Avec ou sans carte? Une présence variable dans les Annales

J'ai relevé, année après année, la production numérique de cartes présentes dans les Annales des Mines, laissant de côté les deux premières décennies révolutionnaire et post révolutionnaires qui marquent le lancement de la parution (la première véritable carte contenue dans les Annales date de l'an IX), ainsi que la décennie présente qui n'est pas achevée. Qu'il s'agisse des cartes représentant la France, nationalement ou régionalement, ou des cartes représentant un partie du monde, les courbes sont heurtées. On voit manifestement s'opposer une période plutôt faste (jusqu'à la première guerre mondiale) à une période moins glorieuse. Plus précisément encore, les grandes années de production cartographique se situent, pour la France, des années 1820 à 1860 et pour le reste du monde, des années 1860 aux années 1920. A cette ère succède une série d'années très creuses, celles de l'entre-deux guerres, avant d'entamer la reprise, très brusque, de l'immédiate après guerre.

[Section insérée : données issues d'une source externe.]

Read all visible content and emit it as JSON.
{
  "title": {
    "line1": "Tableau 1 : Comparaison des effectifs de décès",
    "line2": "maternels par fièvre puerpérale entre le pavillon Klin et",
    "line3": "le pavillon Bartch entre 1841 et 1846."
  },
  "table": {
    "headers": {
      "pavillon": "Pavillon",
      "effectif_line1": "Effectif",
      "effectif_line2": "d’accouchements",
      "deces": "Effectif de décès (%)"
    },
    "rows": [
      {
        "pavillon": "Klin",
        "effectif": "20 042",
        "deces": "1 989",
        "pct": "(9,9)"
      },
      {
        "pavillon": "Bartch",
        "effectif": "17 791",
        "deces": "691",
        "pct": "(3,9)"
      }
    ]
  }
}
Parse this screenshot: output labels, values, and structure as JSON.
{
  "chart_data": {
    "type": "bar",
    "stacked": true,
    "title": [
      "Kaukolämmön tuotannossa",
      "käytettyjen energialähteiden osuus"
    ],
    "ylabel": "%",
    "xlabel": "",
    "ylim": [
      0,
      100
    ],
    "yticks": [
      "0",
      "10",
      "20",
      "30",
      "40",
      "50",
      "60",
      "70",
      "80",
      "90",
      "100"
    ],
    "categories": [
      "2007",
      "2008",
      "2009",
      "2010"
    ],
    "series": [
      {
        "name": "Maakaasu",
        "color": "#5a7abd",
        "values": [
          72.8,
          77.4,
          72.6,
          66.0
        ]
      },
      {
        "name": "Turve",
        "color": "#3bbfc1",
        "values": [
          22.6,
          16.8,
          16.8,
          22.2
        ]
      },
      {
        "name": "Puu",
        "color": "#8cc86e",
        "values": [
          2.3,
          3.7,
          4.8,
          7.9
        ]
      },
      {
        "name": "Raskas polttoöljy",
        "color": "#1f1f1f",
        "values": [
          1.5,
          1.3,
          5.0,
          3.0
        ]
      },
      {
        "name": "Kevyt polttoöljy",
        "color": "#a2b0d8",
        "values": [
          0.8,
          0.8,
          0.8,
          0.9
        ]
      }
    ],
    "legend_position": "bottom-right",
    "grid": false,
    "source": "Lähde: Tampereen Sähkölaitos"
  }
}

Sans se demander si cet histogramme n'est pas un peu celui des Annales des Mines dans leur totalité, il reste à savoir quels étaient les types de cartes mis en oeuvre à chaque période, ce à quoi ils pouvaient servir, et quels types d'espaces privilégiés ils s'attachaient à représenter.

Au bonheur des cartes

Il existe effectivement différents types de cartes, chacune correspondant, de manière claire, à une «époque» de l'histoire des Annales. Les premières sont des dessins plus ou moins réalistes apparemment pris «sur le motif». Ils se donnent comme des levers de terrain relativement schématiques, très souvent accompagnés d'une représentation géométrique, presque d'une sorte d'exercice de dessin industriel à côté. Ces cartes et ces croquis s'intéressent aux silhouettes des reliefs, aux modelés du terrain, à la forme des minéraux qu'ils comparent à des structures régulières : cubes, cônes, cylindres. Ils apparaissent visiblement comme des exercices d'entraînement, d'habileté et d'ornement d'un texte, tendant à montrer que le savoir-faire cartographique se nourrit de sens artistique autant que de l'excellence d'une expérience technique. Le genre pictural des paysages influence par ailleurs fortement certaines planches, minutieusement gravées ou sculptées par des artisans du Quartier Latin dont les noms sont toujours inscrits : Adam, Renou, Lemaitre, Macquet, Courtier. Ces planches ont certainement un intérêt d'ordre muséographique et peuvent être le substrat d'une enquête épistémologique sur l'histoire de la mine et des chercheurs. Quant à l'intérêt pour les professionnels actuels, il semble faible. Les dénominations «pierre blanche», «ici banc rouge» augurent à la fois de la curiosité des chercheurs et de «l'état des sciences» minéralogiques et géologiques au début du XIX ème siècle, sciences que ces auteurs ont grandement contribué, par leurs travaux de terrain, à faire progresser.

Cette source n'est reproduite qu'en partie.